This article is dedicated to describe the methodology of Zero-shot, FastText and Lemma search and see the difference in how these 3 approaches work in our platform.
- Lemma search - this is the simplest of our methods for identifying patterns in text and can also be referred to as keyword search or rule-based search.
Lemma refers to the base or ‘dictionary’ form of a word (ie how you would look up a word in a dictionary). Lemma search involves looking for the base form of a word, which helps in finding variations of the same word (inflections, tenses, etc.). Example: Searching for "run" would also return results for "running" and "ran."
Lemma search is essentially a way to find matches for a specific word (lemma from a given data source (finding common lemma's from a data source), it is currently used in MINE Queries for filtering, word clouds, correlation and co-occurrence charts and Synonym Dictionaries. Lemma search is a common way to combine with the Query Label functionality.

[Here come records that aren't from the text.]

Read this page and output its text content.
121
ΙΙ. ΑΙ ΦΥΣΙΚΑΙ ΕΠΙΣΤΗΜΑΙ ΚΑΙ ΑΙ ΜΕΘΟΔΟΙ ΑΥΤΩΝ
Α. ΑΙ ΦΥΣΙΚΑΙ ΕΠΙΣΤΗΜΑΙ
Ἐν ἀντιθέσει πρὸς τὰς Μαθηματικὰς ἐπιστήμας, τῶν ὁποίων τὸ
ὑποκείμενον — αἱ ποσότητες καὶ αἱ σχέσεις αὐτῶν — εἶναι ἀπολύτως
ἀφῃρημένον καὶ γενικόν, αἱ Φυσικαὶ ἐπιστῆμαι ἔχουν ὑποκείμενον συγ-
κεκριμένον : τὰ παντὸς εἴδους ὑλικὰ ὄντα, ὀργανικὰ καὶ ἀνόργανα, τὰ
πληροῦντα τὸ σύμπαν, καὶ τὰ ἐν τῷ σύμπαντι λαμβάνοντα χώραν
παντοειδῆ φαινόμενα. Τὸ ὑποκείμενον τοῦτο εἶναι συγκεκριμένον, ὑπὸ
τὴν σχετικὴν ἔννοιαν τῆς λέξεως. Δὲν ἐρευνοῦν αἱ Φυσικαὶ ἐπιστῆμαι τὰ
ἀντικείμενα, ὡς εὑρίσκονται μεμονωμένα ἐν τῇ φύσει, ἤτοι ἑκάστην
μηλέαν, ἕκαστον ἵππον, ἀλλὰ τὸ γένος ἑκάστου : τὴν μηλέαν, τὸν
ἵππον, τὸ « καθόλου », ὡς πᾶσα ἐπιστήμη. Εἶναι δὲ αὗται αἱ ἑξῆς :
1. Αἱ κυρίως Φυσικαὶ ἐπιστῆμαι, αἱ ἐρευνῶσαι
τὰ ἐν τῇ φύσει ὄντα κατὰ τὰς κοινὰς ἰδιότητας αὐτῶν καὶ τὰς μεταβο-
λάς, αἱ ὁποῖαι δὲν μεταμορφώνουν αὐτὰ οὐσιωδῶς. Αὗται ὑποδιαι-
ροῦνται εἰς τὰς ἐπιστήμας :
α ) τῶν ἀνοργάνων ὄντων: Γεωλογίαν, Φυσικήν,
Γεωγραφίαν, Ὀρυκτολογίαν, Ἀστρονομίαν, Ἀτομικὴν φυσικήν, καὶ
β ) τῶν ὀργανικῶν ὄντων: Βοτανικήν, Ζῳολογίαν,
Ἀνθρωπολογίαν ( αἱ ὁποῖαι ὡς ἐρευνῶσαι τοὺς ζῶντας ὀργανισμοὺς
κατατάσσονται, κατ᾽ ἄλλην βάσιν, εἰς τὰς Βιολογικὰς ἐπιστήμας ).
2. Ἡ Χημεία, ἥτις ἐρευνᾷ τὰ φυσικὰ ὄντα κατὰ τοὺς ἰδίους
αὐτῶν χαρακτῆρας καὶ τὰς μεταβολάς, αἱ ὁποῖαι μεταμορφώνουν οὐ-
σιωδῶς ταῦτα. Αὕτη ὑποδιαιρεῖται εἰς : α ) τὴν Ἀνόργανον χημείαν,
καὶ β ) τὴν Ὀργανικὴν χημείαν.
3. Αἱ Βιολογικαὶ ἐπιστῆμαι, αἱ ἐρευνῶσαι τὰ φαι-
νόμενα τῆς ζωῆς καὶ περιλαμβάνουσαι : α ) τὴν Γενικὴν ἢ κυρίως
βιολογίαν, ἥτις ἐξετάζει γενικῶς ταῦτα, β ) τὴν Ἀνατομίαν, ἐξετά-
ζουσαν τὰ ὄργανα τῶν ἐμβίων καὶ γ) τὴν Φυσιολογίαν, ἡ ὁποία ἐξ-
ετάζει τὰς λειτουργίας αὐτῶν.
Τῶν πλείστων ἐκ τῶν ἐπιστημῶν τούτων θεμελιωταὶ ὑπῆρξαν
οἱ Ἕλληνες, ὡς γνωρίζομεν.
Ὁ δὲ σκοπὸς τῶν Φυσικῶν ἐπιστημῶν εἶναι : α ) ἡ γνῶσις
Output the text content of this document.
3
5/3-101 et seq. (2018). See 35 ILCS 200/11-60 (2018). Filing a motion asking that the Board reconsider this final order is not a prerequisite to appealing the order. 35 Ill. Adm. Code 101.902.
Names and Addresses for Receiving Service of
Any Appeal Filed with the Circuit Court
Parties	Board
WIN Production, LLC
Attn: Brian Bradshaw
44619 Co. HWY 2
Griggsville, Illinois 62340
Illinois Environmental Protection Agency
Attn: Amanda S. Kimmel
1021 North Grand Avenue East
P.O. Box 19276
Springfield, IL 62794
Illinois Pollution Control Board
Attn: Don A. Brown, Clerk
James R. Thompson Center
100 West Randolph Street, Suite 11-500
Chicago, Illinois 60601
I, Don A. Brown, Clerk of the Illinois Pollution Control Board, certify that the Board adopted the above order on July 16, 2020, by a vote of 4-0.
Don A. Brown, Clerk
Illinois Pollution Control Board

E.g. if Text contains employee, agent, operator, staff then Query Label=”Staff”
Lemma search is also the building block of the conditional operator “Equal any Lemmas” and “Not equal any Lemmas” available in Recoded Variables
- Fast Text - is a service used to perform supervised (pre-labelled) classification of open text feedback. This is based on a train, (optionally) validate and predict methodology. This is the approach used in sandsiv+’s CLASSIFY module for creating Sentiment and Topic classification models. Although this classification approach demands more effort for the user, it is also much more flexible to adjust/optimize and custom train the model for an increased accuracy (which can be measured).
FastText is a library for efficient learning of word representations and sentence classification.

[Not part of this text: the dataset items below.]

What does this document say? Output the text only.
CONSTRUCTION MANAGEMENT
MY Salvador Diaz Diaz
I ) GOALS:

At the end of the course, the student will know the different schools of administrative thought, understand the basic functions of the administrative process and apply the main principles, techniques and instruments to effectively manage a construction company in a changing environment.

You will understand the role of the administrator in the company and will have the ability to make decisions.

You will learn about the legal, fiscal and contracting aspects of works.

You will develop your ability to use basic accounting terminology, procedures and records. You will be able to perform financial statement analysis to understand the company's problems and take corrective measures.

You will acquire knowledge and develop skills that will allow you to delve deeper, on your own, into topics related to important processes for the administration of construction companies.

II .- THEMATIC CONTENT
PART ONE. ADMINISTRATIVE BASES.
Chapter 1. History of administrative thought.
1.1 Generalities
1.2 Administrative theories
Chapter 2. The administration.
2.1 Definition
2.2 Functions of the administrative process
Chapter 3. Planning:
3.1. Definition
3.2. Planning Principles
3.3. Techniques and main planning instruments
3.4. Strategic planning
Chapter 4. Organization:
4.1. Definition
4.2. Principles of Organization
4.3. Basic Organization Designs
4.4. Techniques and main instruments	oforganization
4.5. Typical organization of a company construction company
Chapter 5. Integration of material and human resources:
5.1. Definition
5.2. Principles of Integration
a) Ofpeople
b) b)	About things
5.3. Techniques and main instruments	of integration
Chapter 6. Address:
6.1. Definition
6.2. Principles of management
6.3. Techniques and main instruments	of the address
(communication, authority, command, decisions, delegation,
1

- Zero-shot (TopicAI) - is a service used to automatically assign a set of labels (categories) to open text. Zero-shot is a globally accepted machine learning paradigm, based on the idea that the underlying model has already been trained on vast amounts of available data on the internet. This means that with this approach, the user does not have to do any data labeling for training a model. Zero-shot is one half of what is sitting behind our new TopicAI module and the Data Labeling part of MINE. The other half is the concept of Topics, which generates the Topic suggestions related to a dataset.
In contrast to the Fast Text classification approach, the labels assigned using Topic AI are fixed, ie they cannot be optimized and the accuracy cannot be automatically measured in the platform. Basically, what you see is what you get. If the user requires a custom approach to continuously improve and train the model, the Topic AI model can be used as a basis to create a Fast Text model, offering these benefits.
For more information about how TopicAI, Topic Sets look like and work, please check this link.
In summary, lemma search focuses on finding text based on the ‘dictionary’ form of words, zero-shot learning deals with leveraging vast pre-trained models to label text data without user intervention, and FastText is a technique allowing the user to have full control over the pre-labelled data used for training and validation. Each approach serves different purposes and is applied in various contexts, all of them offered by sandsiv+.
Let's check this example for better understanding on how to use different approaches to get the best use of it:
-If I use a datasource in a Mine query and select a specific Lemma (ie "Store"), I get 200 results.
-If I use the same datasource in TopicAI and select the same topic (ie "Store") I get only 100 results.
-This is because Lemma Search and TopicAI (Zero-shot) work in different ways, Lemma search searches for the exact lemma that was used, however Zero-shot looks at the context of the whole phrase. A customer could be talking about "Store" but in a sentence like this "No one was at the store today, so I had to leave", TopicAI will probably identify it as "Staff" - given that the context is about the missing staff at the store.